Spitzer Rising
This article is from the archive of The New York Sun before the launch of its new website in 2022. The Sun has neither altered nor updated such articles but will seek to correct any errors, mis-categorizations or other problems introduced during transfer.
New York Democrats will go to the polls today to cap the extraordinary rise of Eliot Spitzer and to give Senator Clinton an important boost in her quest for the party’s nomination for president in 2008. Mrs. Clinton’s victory is what one usually expects of incumbents — Senator Lieberman’s travails in Connecticut notwithstanding — but Eliot Spitzer’s glide onto his party’s gubernatorial ticket is something else entirely, and is even more exceptional for the ease with which people seem to expect him to cruise to victory in the general election. That general election is still two months off, a lifetime in politics, but the Democrat already has many New Yorkers talking about Governor Spitzer.
This newspaper is not endorsing in the Democratic primary, but we don’t gainsay Mr. Spitzer’s extraordinary accomplishments.
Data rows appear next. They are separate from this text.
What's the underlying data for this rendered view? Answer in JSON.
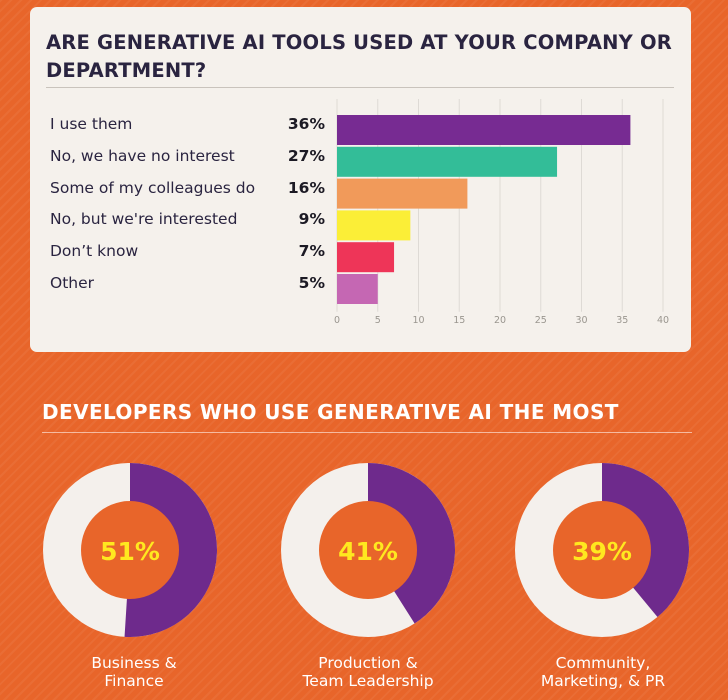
{
  "colors": {
    "background": "#e8652a",
    "panel": "#f5f1ec",
    "title_text": "#2a2440",
    "donut_fill": "#6e2a8c",
    "donut_track": "#f4f0ec",
    "donut_value_text": "#ffe81f"
  },
  "chart_data": [
    {
      "type": "bar",
      "orientation": "horizontal",
      "title": "ARE GENERATIVE AI TOOLS USED AT YOUR COMPANY OR DEPARTMENT?",
      "categories": [
        "I use them",
        "No, we have no interest",
        "Some of my colleagues do",
        "No, but we're interested",
        "Don’t know",
        "Other"
      ],
      "values": [
        36,
        27,
        16,
        9,
        7,
        5
      ],
      "value_labels": [
        "36%",
        "27%",
        "16%",
        "9%",
        "7%",
        "5%"
      ],
      "bar_colors": [
        "#772b92",
        "#33bd98",
        "#f19a5a",
        "#fbee37",
        "#ee3558",
        "#c567b3"
      ],
      "xlim": [
        0,
        40
      ],
      "xticks": [
        0,
        5,
        10,
        15,
        20,
        25,
        30,
        35,
        40
      ],
      "grid": "vertical"
    },
    {
      "type": "pie",
      "style": "donut",
      "title": "DEVELOPERS WHO USE GENERATIVE AI THE MOST",
      "items": [
        {
          "label": "Business & Finance",
          "value": 51,
          "value_label": "51%"
        },
        {
          "label": "Production & Team Leadership",
          "value": 41,
          "value_label": "41%"
        },
        {
          "label": "Community, Marketing, & PR",
          "value": 39,
          "value_label": "39%"
        }
      ]
    }
  ],
  "donut_captions": [
    [
      "Business &",
      "Finance"
    ],
    [
      "Production &",
      "Team Leadership"
    ],
    [
      "Community,",
      "Marketing, & PR"
    ]
  ]
}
They are all the more dramatic for the fact that he has not announced more than a handful of concrete policy proposals and most of those have been terrible. On the state’s oppressive state and local tax burden, Mr. Spitzer has proposed expanding the existing School Tax Relief, or STAR, program and “closing” corporate tax “loopholes.” Since STAR only shifts the school tax burden from local property taxes to state income taxes while creating perverse incentives for localities to spend more, the net effect of Mr. Spitzer’s plan would be to increase state and local taxes instead of cutting either.
While Mr. Spitzer’s reputation has been built on high-profile crusades against “corruption” on Wall Street, his prosecutions have been marred by embarrassing failures. Despite the large settlements he has wrung from Wall Street institutions, a jury handed him a humiliating defeat in one of the few cases to go to trial, the Theodore Sihpol matter. His office has just conceded yet another defeat on the most damaging allegations he had made against the American International Group’s Maurice “Hank” Greenberg. His pursuit of the New York Stock Exchange’s former chief executive, Richard Grasso, will not be wrapped up by Election Day. While pursing Mr. Grasso, he gave a pass to the high-profile Democrat who chaired the Exchange’s compensation committee.
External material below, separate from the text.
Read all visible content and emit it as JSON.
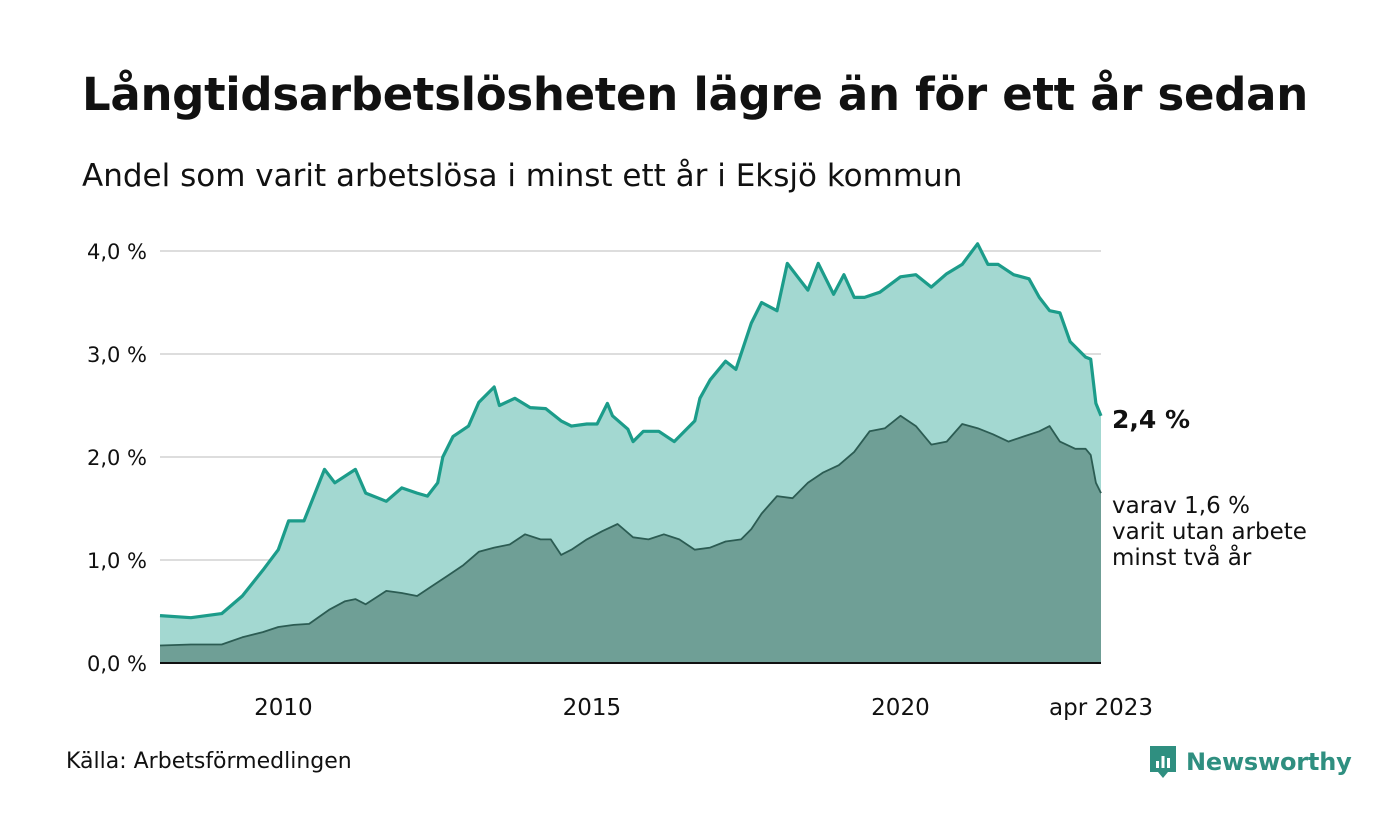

This does not bode well for his claims that he will “clean up Albany” and put the state back in order, particularly when combined with the lustiness with which he has raked in money from the trial bar. Yet he has been saying many things about cleaning up Albany that the full spectrum of New Yorkers, including us, wants to hear. Listening to Mr. Spitzer’s stump speech, it can be easy to forget one is hearing a Democrat. His indictment of Albany’s political culture, his recognition that the budget is out of control, that state and local taxes are too high, sounds like a Republican oration.
Mr. Spitzer’s rise has no doubt been helped by the failures of the Republicans on Governor Pataki’s watch – and by the fact that many Republicans don’t seem to appreciate the nature of the problem in the state. Senator Bruno is actually criticizing his own party’s candidate, John Faso, for painting too pessimistic a view of the upstate economy. But New Yorkers know things aren’t going right in their state. Mr. Spitzer has managed to out-Republican some of the Republicans’ own leadership. He’s for the death penalty. He supports lifting the state’s cap on charter schools, though there are still questions about whether he’d require unionization of charter-school teachers. He opposed rolling 50,000 home healthcare workers onto the state payroll and is against the bills of attainder aimed at Wal-Mart. He purports to be opposed to tax increases, even though the technicalities of his STAR proposal belie that claim.
Once all this is sorted out today and we head into the general election, we’d like to think that Mr. Faso’s long record will come into focus. He is right on just about every issue, and has demonstrated over his career in Albany that he’s one of the few Republican lawmakers in New York to hew to principles. His greatest weakness this cycle has been his party, from Governor Pataki’s clumsy effort to crown William Weld as the Republican nominee to Mr. Bruno’s bizarre disputations on the condition of the upstate economy. After today the candidates will have the opportunity to put intra-party strife behind them and the rest of New Yorkers will look for the real differences in policy between the two parties led by two brilliant men.